Residents lobbied to get the Bancroft landmarked in an effort to halt the building’s demolition. But they failed and HFZ razed the building in 2015, agreeing to create a park in its place. Then last year,  the Landmarks Preservation Commission signed off on a plan for the developer to restore the nearby Gilsey House and the Marble Collegiate Church, both of which are landmarked. In exchange, the developer got the buildings’ air rights.

The LPC also greenlit the demolition of three row houses — one that HFZ already owns and two that sources said it’s in contract to acquire. Sources also said the firm is negotiating to buy more property in the surrounding area.

“If you already bought the footprint site, you may be interested in your neighbor’s parcels as well,” Kramer Levin’s Selver said.

In October, the developer filed plans with the DOB for a 34-story, 301,167-square-foot office tower on the site, which sits between Fifth and Sixth avenues.

But those plans, sources say, were merely filed to keep the approval process rolling with DOB. Sources said HFZ’s true plan is to build a tower double that size.

HFZ declined to comment, so the exact size of the project is not clear. The firm, however, recently tapped starchitect Bjarke Ingels, who is also designing its High Line project, for the site.

Naftali Group: 1039-1045 Madison Avenue

Sometimes, timing in the assemblage game is everything.

Miki Naftali’s Naftali Group took a couple years off from acquisitions while the market softened, and instead focused on wrapping up construction at two boutique Upper West Side condo projects.

But the developer’s quiet stretch ended in September when it closed on the $21.2 million purchase of 1041 Madison Avenue, part of an assemblage it’s begun to gather between East 79th and 80th streets on the Upper East Side.

The swath, which is located at 1039-1045 Madison, holds four adjacent five-story mixed-use buildings and currently has 60,000-plus buildable square feet.

Naftali’s plans for the site are unclear, but the recent deal suggests that slightly more cautious developers like Naftali will soon return to the market after a period of hibernation.

“One advantage of buying right now is that we’ve been in the cycle down point for the past 12 months,” said Colliers’ Stephen Shapiro. “So it has to pick up.”

For most of those who’ve been on the sidelines, price plays a key role in coming back into the fold.

“Naftali is very price-sensitive,” Ezratty said. “He’s a smart guy.”

Ackman-Ziff Real Estate’s Jason Meister predicted that activity will increase.

“Over the next one to two years, you’ll see more firms dipping their toe back into the water,” he said. “But they will be cautious about condo price assumptions.”

Rockefeller Group: 148 West 48th Street

After more than a decade of shuffling around parcels in the heart of the Theater District, Rockefeller appears to be finally forging ahead with a large development on West 48th Street.
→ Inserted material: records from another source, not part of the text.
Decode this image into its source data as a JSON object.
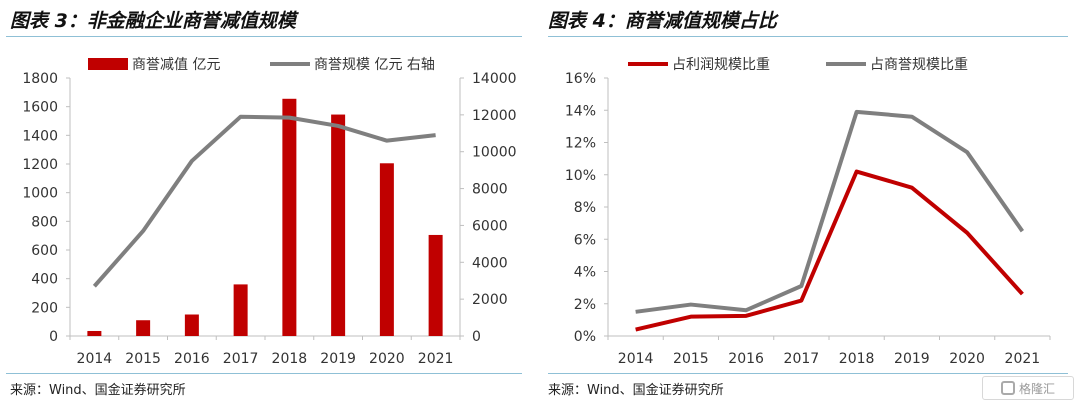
{
  "panels": {
    "left": {
      "title": "图表 3：非金融企业商誉减值规模",
      "source": "来源：Wind、国金证券研究所"
    },
    "right": {
      "title": "图表 4：商誉减值规模占比",
      "source": "来源：Wind、国金证券研究所"
    }
  },
  "watermark": {
    "text": "格隆汇"
  },
  "colors": {
    "red": "#c00000",
    "gray": "#7f7f7f",
    "axis": "#bfbfbf"
  },
  "chart_data": [
    {
      "type": "bar",
      "title": "图表 3：非金融企业商誉减值规模",
      "categories": [
        "2014",
        "2015",
        "2016",
        "2017",
        "2018",
        "2019",
        "2020",
        "2021"
      ],
      "series": [
        {
          "name": "商誉减值 亿元",
          "type": "bar",
          "axis": "left",
          "color": "#c00000",
          "values": [
            35,
            110,
            150,
            360,
            1655,
            1545,
            1205,
            705
          ]
        },
        {
          "name": "商誉规模 亿元 右轴",
          "type": "line",
          "axis": "right",
          "color": "#7f7f7f",
          "values": [
            2700,
            5700,
            9500,
            11900,
            11850,
            11400,
            10600,
            10900
          ]
        }
      ],
      "ylim_left": [
        0,
        1800
      ],
      "yticks_left": [
        0,
        200,
        400,
        600,
        800,
        1000,
        1200,
        1400,
        1600,
        1800
      ],
      "ylim_right": [
        0,
        14000
      ],
      "yticks_right": [
        0,
        2000,
        4000,
        6000,
        8000,
        10000,
        12000,
        14000
      ],
      "legend_position": "top",
      "grid": false
    },
    {
      "type": "line",
      "title": "图表 4：商誉减值规模占比",
      "categories": [
        "2014",
        "2015",
        "2016",
        "2017",
        "2018",
        "2019",
        "2020",
        "2021"
      ],
      "series": [
        {
          "name": "占利润规模比重",
          "color": "#c00000",
          "values": [
            0.4,
            1.2,
            1.25,
            2.2,
            10.2,
            9.2,
            6.4,
            2.6
          ]
        },
        {
          "name": "占商誉规模比重",
          "color": "#7f7f7f",
          "values": [
            1.5,
            1.95,
            1.6,
            3.1,
            13.9,
            13.6,
            11.4,
            6.5
          ]
        }
      ],
      "ylim": [
        0,
        16
      ],
      "yticks": [
        "0%",
        "2%",
        "4%",
        "6%",
        "8%",
        "10%",
        "12%",
        "14%",
        "16%"
      ],
      "legend_position": "top",
      "grid": false
    }
  ]
}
Sources said the firm paid $41.1 million — at about $500 per square foot — this summer to acquire 82,300 square feet of air rights above the Shubert Organization’s Cort Theatre at 138 West 48th Street, where Clive Owen is now starring in “M. Butterfly.”

Rockefeller acquired several properties west of the theater in 2008, paying a combined $87.5 million. But its development plans have been on-again, off-again since. And in 2014, the firm sold two of its parcels for $48 million.
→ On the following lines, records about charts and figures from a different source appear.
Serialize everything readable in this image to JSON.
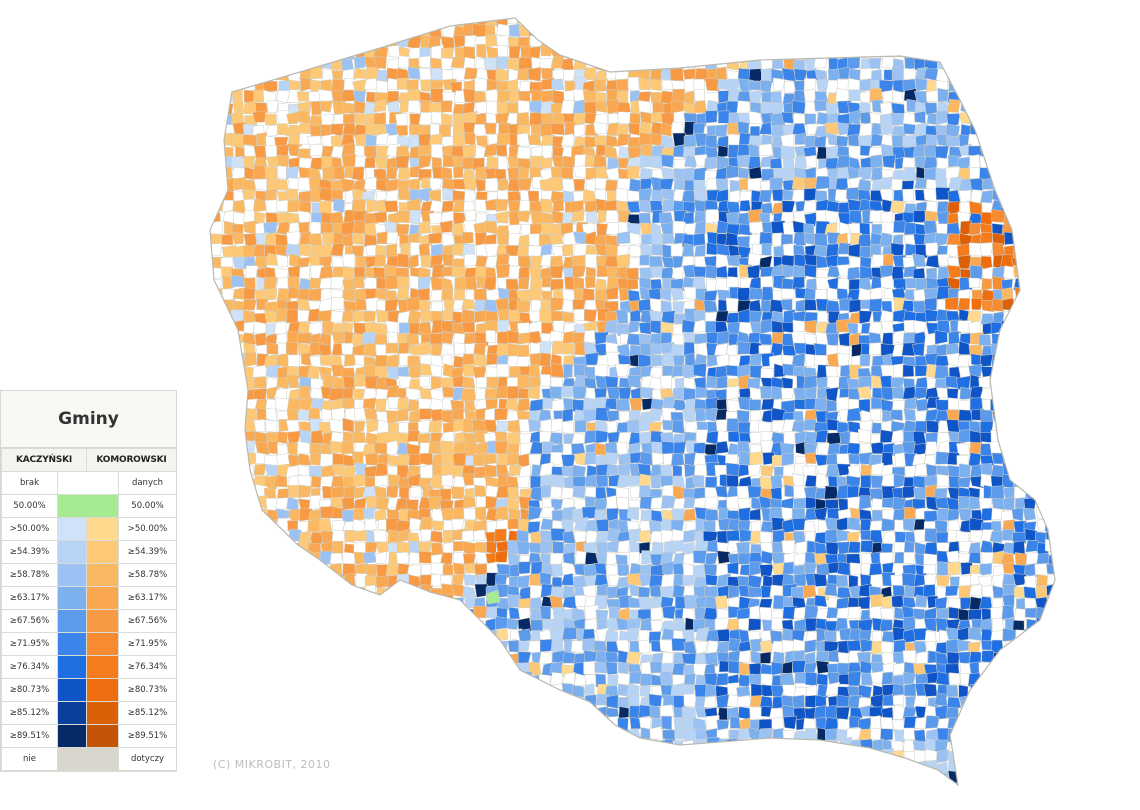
{
  "legend": {
    "title": "Gminy",
    "header_left": "KACZYŃSKI",
    "header_right": "KOMOROWSKI",
    "no_data_left": "brak",
    "no_data_right": "danych",
    "tie_left": "50.00%",
    "tie_right": "50.00%",
    "tie_color": "#a6eb94",
    "not_applicable_left": "nie",
    "not_applicable_right": "dotyczy",
    "not_applicable_color": "#d8d6cc",
    "rows": [
      {
        "label": ">50.00%",
        "kaczynski_color": "#cfe2f8",
        "komorowski_color": "#ffd98e"
      },
      {
        "label": "≥54.39%",
        "kaczynski_color": "#b7d4f6",
        "komorowski_color": "#fdc976"
      },
      {
        "label": "≥58.78%",
        "kaczynski_color": "#9bc2f2",
        "komorowski_color": "#fbb862"
      },
      {
        "label": "≥63.17%",
        "kaczynski_color": "#7cb0ef",
        "komorowski_color": "#f9a851"
      },
      {
        "label": "≥67.56%",
        "kaczynski_color": "#5c9aec",
        "komorowski_color": "#f89944"
      },
      {
        "label": "≥71.95%",
        "kaczynski_color": "#3a84ea",
        "komorowski_color": "#f78b32"
      },
      {
        "label": "≥76.34%",
        "kaczynski_color": "#1f6ee2",
        "komorowski_color": "#f47c1c"
      },
      {
        "label": "≥80.73%",
        "kaczynski_color": "#0f55c7",
        "komorowski_color": "#ee6e0f"
      },
      {
        "label": "≥85.12%",
        "kaczynski_color": "#0a3f9c",
        "komorowski_color": "#db6008"
      },
      {
        "label": "≥89.51%",
        "kaczynski_color": "#062a66",
        "komorowski_color": "#c45405"
      }
    ]
  },
  "map": {
    "copyright": "(C) MIKROBIT, 2010",
    "border_color": "#cfcfc6",
    "empty_color": "#ffffff"
  }
}
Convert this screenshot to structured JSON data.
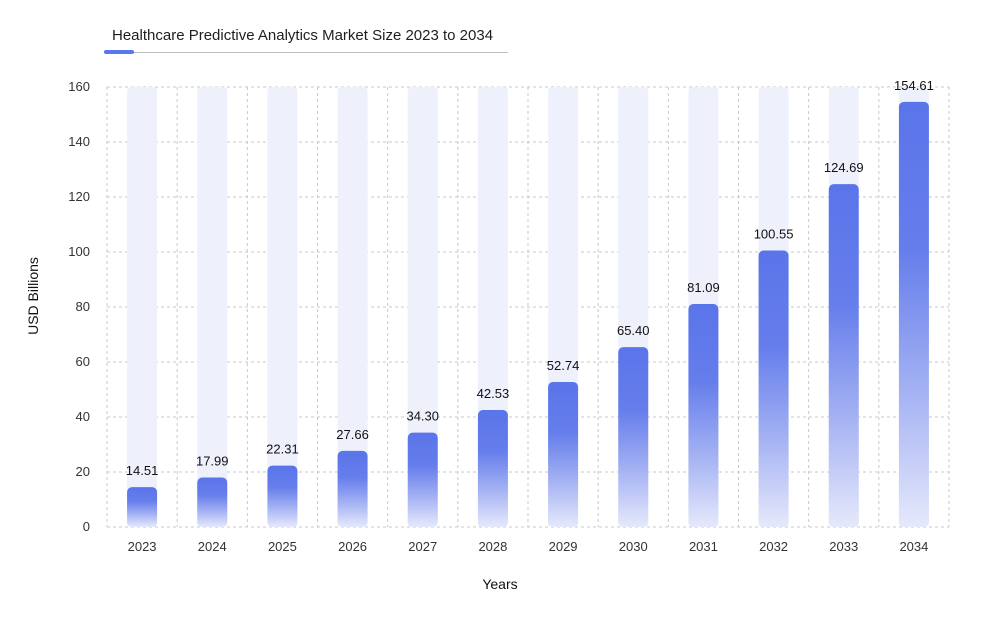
{
  "chart_data": {
    "type": "bar",
    "title": "Healthcare Predictive Analytics Market Size 2023 to 2034",
    "xlabel": "Years",
    "ylabel": "USD Billions",
    "categories": [
      "2023",
      "2024",
      "2025",
      "2026",
      "2027",
      "2028",
      "2029",
      "2030",
      "2031",
      "2032",
      "2033",
      "2034"
    ],
    "values": [
      14.51,
      17.99,
      22.31,
      27.66,
      34.3,
      42.53,
      52.74,
      65.4,
      81.09,
      100.55,
      124.69,
      154.61
    ],
    "value_labels": [
      "14.51",
      "17.99",
      "22.31",
      "27.66",
      "34.30",
      "42.53",
      "52.74",
      "65.40",
      "81.09",
      "100.55",
      "124.69",
      "154.61"
    ],
    "ylim": [
      0,
      160
    ],
    "yticks": [
      0,
      20,
      40,
      60,
      80,
      100,
      120,
      140,
      160
    ],
    "grid": true,
    "colors": {
      "bar_top": "#5a74ea",
      "bar_bottom": "#e6e9fb",
      "bar_track": "#eef0fc",
      "grid": "#c8c8c8",
      "accent": "#5a78ee"
    }
  }
}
Now, however, Rockefeller is demolishing a six-story former garage on its remaining assemblage, which is likely to house its planned project. While Rockefeller has long kept its plans under wraps, sources said the firm will probably build a hotel or offices on the site, which includes West 48th Street frontage and partially runs through to 47th Street.

Meanwhile, as part of its more recent deal, Shubert acquired a 25-foot-wide plot of land from Rockefeller that it will use to expand the five-story, 105-year-old Cort.
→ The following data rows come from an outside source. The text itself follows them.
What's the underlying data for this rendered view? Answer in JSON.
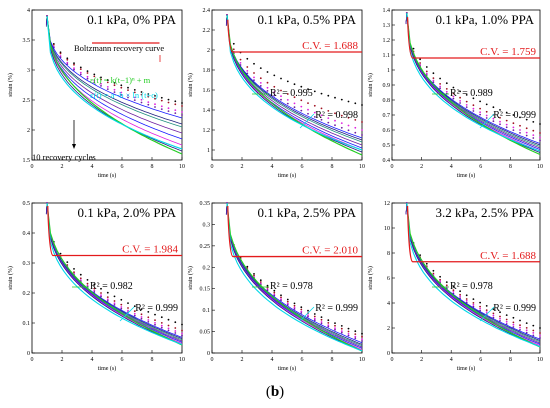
{
  "caption": "(b)",
  "colors": {
    "black": "#000000",
    "red": "#e31a1c",
    "green": "#22cc22",
    "cyan": "#00d8e8",
    "blue": "#1a1aff",
    "magenta": "#e020e0",
    "purple": "#7020a0",
    "navy": "#202080",
    "teal": "#209080",
    "darkred": "#a01020"
  },
  "chart_data": [
    {
      "type": "line",
      "title": "0.1 kPa, 0% PPA",
      "xlabel": "time (s)",
      "ylabel": "strain (%)",
      "xlim": [
        0,
        10
      ],
      "ylim": [
        1.5,
        4
      ],
      "xticks": [
        "0",
        "2",
        "4",
        "6",
        "8",
        "10"
      ],
      "yticks": [
        "1.5",
        "2",
        "2.5",
        "3",
        "3.5",
        "4"
      ],
      "ytick_values": [
        1.5,
        2,
        2.5,
        3,
        3.5,
        4
      ],
      "peak": 3.9,
      "final_values": [
        2.45,
        2.4,
        2.3,
        2.25,
        2.2,
        2.1,
        2.05,
        1.95,
        1.85,
        1.75,
        1.65
      ],
      "cv_level": 3.45,
      "cv_x": [
        4,
        8.5
      ],
      "annotations": [
        "Boltzmann recovery curve",
        "ε(t) = k(t−1)ⁿ + m",
        "ε(t) = a−b × ln (t+c)",
        "10 recovery cycles"
      ],
      "cv_label": "",
      "r2_green": "",
      "r2_cyan": ""
    },
    {
      "type": "line",
      "title": "0.1 kPa, 0.5% PPA",
      "xlabel": "time (s)",
      "ylabel": "strain (%)",
      "xlim": [
        0,
        10
      ],
      "ylim": [
        0.9,
        2.4
      ],
      "xticks": [
        "0",
        "2",
        "4",
        "6",
        "8",
        "10"
      ],
      "yticks": [
        "1",
        "1.2",
        "1.4",
        "1.6",
        "1.8",
        "2",
        "2.2",
        "2.4"
      ],
      "ytick_values": [
        1,
        1.2,
        1.4,
        1.6,
        1.8,
        2,
        2.2,
        2.4
      ],
      "peak": 2.35,
      "final_values": [
        1.45,
        1.28,
        1.2,
        1.15,
        1.12,
        1.1,
        1.08,
        1.05,
        1.02,
        1.0,
        0.98
      ],
      "cv_level": 1.98,
      "cv_x": [
        1.3,
        10
      ],
      "cv_label": "C.V. = 1.688",
      "r2_green": "R² = 0.995",
      "r2_cyan": "R² = 0.998",
      "annotations": []
    },
    {
      "type": "line",
      "title": "0.1 kPa, 1.0% PPA",
      "xlabel": "time (s)",
      "ylabel": "strain (%)",
      "xlim": [
        0,
        10
      ],
      "ylim": [
        0.4,
        1.4
      ],
      "xticks": [
        "0",
        "2",
        "4",
        "6",
        "8",
        "10"
      ],
      "yticks": [
        "0.4",
        "0.5",
        "0.6",
        "0.7",
        "0.8",
        "0.9",
        "1",
        "1.1",
        "1.2",
        "1.3",
        "1.4"
      ],
      "ytick_values": [
        0.4,
        0.5,
        0.6,
        0.7,
        0.8,
        0.9,
        1,
        1.1,
        1.2,
        1.3,
        1.4
      ],
      "peak": 1.38,
      "final_values": [
        0.64,
        0.58,
        0.55,
        0.53,
        0.51,
        0.5,
        0.49,
        0.48,
        0.47,
        0.46,
        0.45
      ],
      "cv_level": 1.08,
      "cv_x": [
        1.3,
        10
      ],
      "cv_label": "C.V. = 1.759",
      "r2_green": "R² = 0.989",
      "r2_cyan": "R² = 0.999",
      "annotations": []
    },
    {
      "type": "line",
      "title": "0.1 kPa, 2.0% PPA",
      "xlabel": "time (s)",
      "ylabel": "strain (%)",
      "xlim": [
        0,
        10
      ],
      "ylim": [
        0,
        0.5
      ],
      "xticks": [
        "0",
        "2",
        "4",
        "6",
        "8",
        "10"
      ],
      "yticks": [
        "0",
        "0.1",
        "0.2",
        "0.3",
        "0.4",
        "0.5"
      ],
      "ytick_values": [
        0,
        0.1,
        0.2,
        0.3,
        0.4,
        0.5
      ],
      "peak": 0.5,
      "final_values": [
        0.095,
        0.075,
        0.065,
        0.058,
        0.052,
        0.048,
        0.044,
        0.04,
        0.036,
        0.032,
        0.028
      ],
      "cv_level": 0.325,
      "cv_x": [
        1.3,
        10
      ],
      "cv_label": "C.V. = 1.984",
      "r2_green": "R² = 0.982",
      "r2_cyan": "R² = 0.999",
      "annotations": []
    },
    {
      "type": "line",
      "title": "0.1 kPa, 2.5% PPA",
      "xlabel": "time (s)",
      "ylabel": "strain (%)",
      "xlim": [
        0,
        10
      ],
      "ylim": [
        0,
        0.35
      ],
      "xticks": [
        "0",
        "2",
        "4",
        "6",
        "8",
        "10"
      ],
      "yticks": [
        "0",
        "0.05",
        "0.1",
        "0.15",
        "0.2",
        "0.25",
        "0.3",
        "0.35"
      ],
      "ytick_values": [
        0,
        0.05,
        0.1,
        0.15,
        0.2,
        0.25,
        0.3,
        0.35
      ],
      "peak": 0.35,
      "final_values": [
        0.045,
        0.038,
        0.032,
        0.028,
        0.024,
        0.02,
        0.017,
        0.014,
        0.011,
        0.008,
        0.005
      ],
      "cv_level": 0.225,
      "cv_x": [
        1.3,
        10
      ],
      "cv_label": "C.V. = 2.010",
      "r2_green": "R² = 0.978",
      "r2_cyan": "R² = 0.999",
      "annotations": []
    },
    {
      "type": "line",
      "title": "3.2 kPa, 2.5% PPA",
      "xlabel": "time (s)",
      "ylabel": "strain (%)",
      "xlim": [
        0,
        10
      ],
      "ylim": [
        0,
        12
      ],
      "xticks": [
        "0",
        "2",
        "4",
        "6",
        "8",
        "10"
      ],
      "yticks": [
        "0",
        "2",
        "4",
        "6",
        "8",
        "10",
        "12"
      ],
      "ytick_values": [
        0,
        2,
        4,
        6,
        8,
        10,
        12
      ],
      "peak": 12,
      "final_values": [
        2.0,
        1.6,
        1.4,
        1.2,
        1.1,
        1.0,
        0.9,
        0.8,
        0.7,
        0.6,
        0.5
      ],
      "cv_level": 7.3,
      "cv_x": [
        1.3,
        10
      ],
      "cv_label": "C.V. = 1.688",
      "r2_green": "R² = 0.978",
      "r2_cyan": "R² = 0.999",
      "annotations": []
    }
  ]
}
The New York Post reported in October that the garage demolition is being done to avoid “unnecessary upkeep” and that construction is not imminent.

If that is true, it would be consistent with how assemblage deals often play out — over the long term.

Cushman & Wakefield’s Bob Knakal, who recently brokered Sam Chang’s $76 million purchase of a Chelsea hotel development site, put it this way: “The assemblage game requires patience, foresight and guts.”